El silencio
Sistiaga se ha propuesto algo tan inaplazable como reconstruir aquella duradera barbarie de ETA desde su nacimiento, su salvaje esplendor y su bendito ocaso
Mi caso, en medio de aquel infierno que parecía interminable, solo tiene categoría de anécdota. Creo que era septiembre del año 93, durante el festival de cine de San Sebastián. Tenía resaca. No sé si provocada por películas insufribles o por otras cosas que te sientan muy bien al ingerirlas y después te pasan factura. Me desapareció instantáneamente al informarme alguien de que habían aparecido pintadas callejeras con mi nombre.

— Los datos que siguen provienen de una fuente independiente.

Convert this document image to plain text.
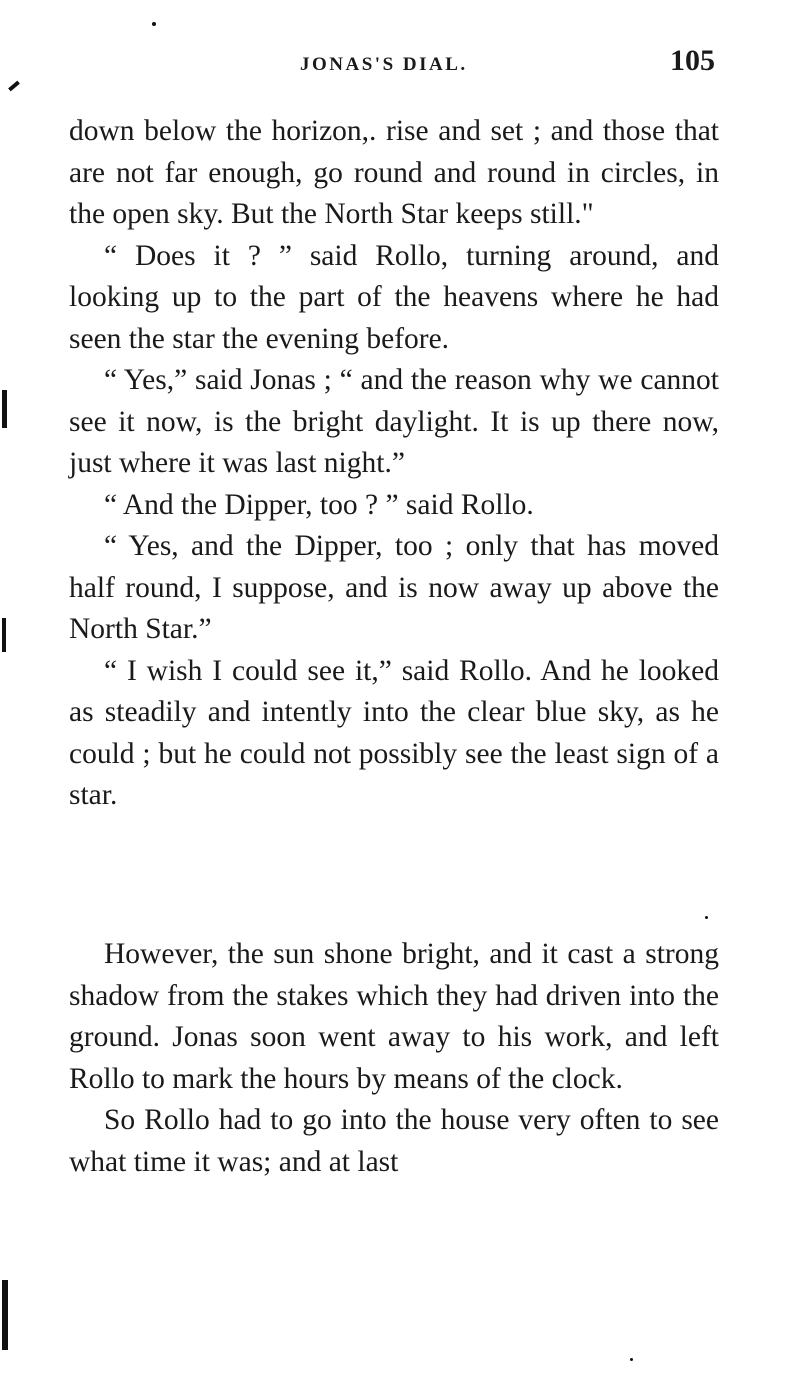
JONAS'S DIAL.	105

down below the horizon,. rise and set ; and those that are not far enough, go round and round in circles, in the open sky. But the North Star keeps still."

“ Does it ? ” said Rollo, turning around, and looking up to the part of the heavens where he had seen the star the evening before.

“ Yes,” said Jonas ; “ and the reason why we cannot see it now, is the bright daylight. It is up there now, just where it was last night.”

“ And the Dipper, too ? ” said Rollo.

“ Yes, and the Dipper, too ; only that has moved half round, I suppose, and is now away up above the North Star.”

“ I wish I could see it,” said Rollo. And he looked as steadily and intently into the clear blue sky, as he could ; but he could not possibly see the least sign of a star.

However, the sun shone bright, and it cast a strong shadow from the stakes which they had driven into the ground. Jonas soon went away to his work, and left Rollo to mark the hours by means of the clock.

So Rollo had to go into the house very often to see what time it was; and at last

Escribían cosas tan siniestras como “Último aviso” o tan dementes como “Carlos Boyero, antivasco”. Dudo que la autoría perteneciera a productores o directores con cuyas criaturas me hubiera ensañado. Tiempo después me dijeron que había sido Jarrai, aquellos joveznos intelectuales convencidos de que las calles eran suyas. Y recuerdo las sensaciones que me invadieron: terror, mala hostia, pasmo, odio. Repito, no pasó nada, pero la amenaza fue macabra. Intenté imaginar cómo se sentía la gente que sobrevivió durante años con el aliento de ese monstruo en el cogote, rodeados de medidas de seguridad, acorralados por esa pesadilla infinita.
Jon Sistiaga se ha propuesto algo tan inaplazable como reconstruir aquella duradera barbarie desde su nacimiento, su salvaje esplendor y su bendito ocaso y final a través de documentales, entrevistas y testimonios que te hielan la sangre en la serie ETA, el final del silencio, exhibida en Movistar +. Y flipo de que haya víctimas que puedan recordar con entereza su tragedia, o que algunos acepten hablar con los arrepentidos asesinos que jodieron su existencia a perpetuidad. Y de que renunciaran a algo tan humano como la venganza. Gente que sufrió no solo la pérdida de los que amaban, sino el silencio cobarde o la abominable indiferencia de la mayoría de la población.